Computer Worms are Getting Smarter

Our computational server was just hit by a worm that has also affected several other machines at our university. What’s remarkable is the rate and sophistication of innovation in this field (not that it’s a good thing). The worm that hit us is called, a recent member of a family known as the Conficker. Early versions of this worm simply gave its mysterious authors remote access to an infected machine. However, over time the worm’s main task has changed: its primary job is now to infect machines, keep hidden and make itself difficult to eradicate. It does so by using sophisticated encryption techniques, blocking antivirus tools and software upgrades, and most interestingly by making deep changes to the operating system and to itself to remain obfuscated. Once lodged into the victim’s computer, it doesn’t actually harm its host but acts as a parasite, forming a node in a gigantic virtual supercomputer that enables other nasty bits of software to be downloaded and run in a distributed fashion.

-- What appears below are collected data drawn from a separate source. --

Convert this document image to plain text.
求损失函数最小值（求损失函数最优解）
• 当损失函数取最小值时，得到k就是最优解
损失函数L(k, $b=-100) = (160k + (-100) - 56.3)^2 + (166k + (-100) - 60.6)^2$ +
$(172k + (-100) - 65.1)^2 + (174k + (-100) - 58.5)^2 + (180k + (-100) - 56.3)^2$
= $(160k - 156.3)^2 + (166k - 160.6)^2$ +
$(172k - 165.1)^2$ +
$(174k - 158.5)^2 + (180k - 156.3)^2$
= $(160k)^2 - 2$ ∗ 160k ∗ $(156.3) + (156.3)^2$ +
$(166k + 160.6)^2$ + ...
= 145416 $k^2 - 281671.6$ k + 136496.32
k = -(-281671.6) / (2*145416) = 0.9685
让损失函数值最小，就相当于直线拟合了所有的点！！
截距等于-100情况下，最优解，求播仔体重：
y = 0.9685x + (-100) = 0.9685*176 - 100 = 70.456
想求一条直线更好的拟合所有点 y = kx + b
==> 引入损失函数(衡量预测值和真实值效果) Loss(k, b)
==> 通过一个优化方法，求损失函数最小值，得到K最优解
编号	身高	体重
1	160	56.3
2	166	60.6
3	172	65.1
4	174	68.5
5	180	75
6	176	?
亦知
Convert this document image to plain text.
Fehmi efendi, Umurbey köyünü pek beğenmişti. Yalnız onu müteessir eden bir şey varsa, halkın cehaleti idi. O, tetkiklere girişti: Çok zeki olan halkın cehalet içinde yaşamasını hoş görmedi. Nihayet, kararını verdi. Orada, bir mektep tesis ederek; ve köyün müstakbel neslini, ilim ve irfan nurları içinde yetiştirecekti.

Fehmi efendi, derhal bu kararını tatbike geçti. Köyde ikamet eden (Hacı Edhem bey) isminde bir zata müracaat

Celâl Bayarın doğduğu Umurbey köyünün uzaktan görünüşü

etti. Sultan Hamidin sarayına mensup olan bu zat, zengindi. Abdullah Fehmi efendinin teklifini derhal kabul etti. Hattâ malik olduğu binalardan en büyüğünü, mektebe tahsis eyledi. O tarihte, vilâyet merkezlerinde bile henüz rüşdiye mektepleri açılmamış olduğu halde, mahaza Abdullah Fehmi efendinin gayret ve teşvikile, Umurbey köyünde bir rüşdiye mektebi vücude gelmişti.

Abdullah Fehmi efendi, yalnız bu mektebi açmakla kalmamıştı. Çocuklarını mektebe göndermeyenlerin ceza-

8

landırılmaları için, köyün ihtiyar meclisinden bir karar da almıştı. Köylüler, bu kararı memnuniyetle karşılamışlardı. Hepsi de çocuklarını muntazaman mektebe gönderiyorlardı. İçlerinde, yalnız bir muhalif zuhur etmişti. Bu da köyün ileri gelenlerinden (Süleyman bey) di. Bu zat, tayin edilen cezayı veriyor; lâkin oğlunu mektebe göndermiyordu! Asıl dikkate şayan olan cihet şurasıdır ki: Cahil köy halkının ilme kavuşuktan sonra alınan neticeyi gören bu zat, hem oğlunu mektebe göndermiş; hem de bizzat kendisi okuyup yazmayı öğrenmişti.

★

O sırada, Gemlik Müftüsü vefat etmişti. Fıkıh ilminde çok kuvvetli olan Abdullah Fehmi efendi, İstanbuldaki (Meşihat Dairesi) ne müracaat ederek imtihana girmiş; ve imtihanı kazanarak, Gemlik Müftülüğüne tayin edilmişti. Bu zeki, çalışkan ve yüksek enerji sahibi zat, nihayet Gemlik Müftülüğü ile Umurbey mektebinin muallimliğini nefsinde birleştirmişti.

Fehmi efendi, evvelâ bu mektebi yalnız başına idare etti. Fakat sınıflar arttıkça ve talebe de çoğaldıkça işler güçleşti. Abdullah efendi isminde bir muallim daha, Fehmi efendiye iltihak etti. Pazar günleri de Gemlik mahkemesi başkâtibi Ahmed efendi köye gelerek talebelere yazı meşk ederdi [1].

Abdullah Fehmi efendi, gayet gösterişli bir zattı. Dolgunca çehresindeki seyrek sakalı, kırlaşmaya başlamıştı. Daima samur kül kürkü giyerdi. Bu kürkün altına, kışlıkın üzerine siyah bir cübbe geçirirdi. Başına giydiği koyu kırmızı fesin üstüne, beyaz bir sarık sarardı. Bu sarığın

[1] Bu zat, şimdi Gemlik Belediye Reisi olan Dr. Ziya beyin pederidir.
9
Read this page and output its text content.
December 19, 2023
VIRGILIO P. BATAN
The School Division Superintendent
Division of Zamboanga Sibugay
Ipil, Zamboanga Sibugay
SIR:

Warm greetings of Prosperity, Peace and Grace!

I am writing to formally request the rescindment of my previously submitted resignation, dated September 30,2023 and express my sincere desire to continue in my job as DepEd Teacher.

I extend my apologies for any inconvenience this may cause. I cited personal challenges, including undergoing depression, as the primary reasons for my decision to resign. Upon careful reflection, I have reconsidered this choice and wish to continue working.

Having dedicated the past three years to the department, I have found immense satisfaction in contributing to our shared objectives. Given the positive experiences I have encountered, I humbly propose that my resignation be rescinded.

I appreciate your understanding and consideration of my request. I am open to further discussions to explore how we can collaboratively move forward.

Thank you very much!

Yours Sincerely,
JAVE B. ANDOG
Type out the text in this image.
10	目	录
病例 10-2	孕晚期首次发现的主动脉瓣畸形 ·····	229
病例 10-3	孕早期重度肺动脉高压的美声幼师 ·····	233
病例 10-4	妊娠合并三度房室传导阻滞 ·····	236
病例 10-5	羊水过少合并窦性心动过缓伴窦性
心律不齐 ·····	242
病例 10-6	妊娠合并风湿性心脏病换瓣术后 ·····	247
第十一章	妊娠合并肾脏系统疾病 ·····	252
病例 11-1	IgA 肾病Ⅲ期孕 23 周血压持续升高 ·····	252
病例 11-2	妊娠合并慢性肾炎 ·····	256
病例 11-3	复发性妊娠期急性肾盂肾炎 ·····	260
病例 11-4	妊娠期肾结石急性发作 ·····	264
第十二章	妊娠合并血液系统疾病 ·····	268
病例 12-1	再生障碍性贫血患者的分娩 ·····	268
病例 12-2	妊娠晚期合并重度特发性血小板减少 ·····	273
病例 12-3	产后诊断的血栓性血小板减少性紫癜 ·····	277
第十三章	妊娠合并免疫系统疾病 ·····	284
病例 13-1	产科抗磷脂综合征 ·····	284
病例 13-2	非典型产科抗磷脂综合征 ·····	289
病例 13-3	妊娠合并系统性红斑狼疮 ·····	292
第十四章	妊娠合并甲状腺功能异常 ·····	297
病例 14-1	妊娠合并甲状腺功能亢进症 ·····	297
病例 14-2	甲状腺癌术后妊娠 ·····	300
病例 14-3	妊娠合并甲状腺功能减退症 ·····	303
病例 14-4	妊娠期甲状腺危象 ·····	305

Amazingly these bits of code are themselves encrypted and distributed using a very sophisticated system. After running the downloaded code, the infected machine sleeps for some time before repeating the cycle. I’m not a computer security expert, but it seems to me that the strategy is very clever – basically the worm writers have decided to create a General Purpose Technology that can be used in numerous ways. Now I wish they had popped up a screen right into Stata on our infected machine and offered me some of that computing power for number crunching.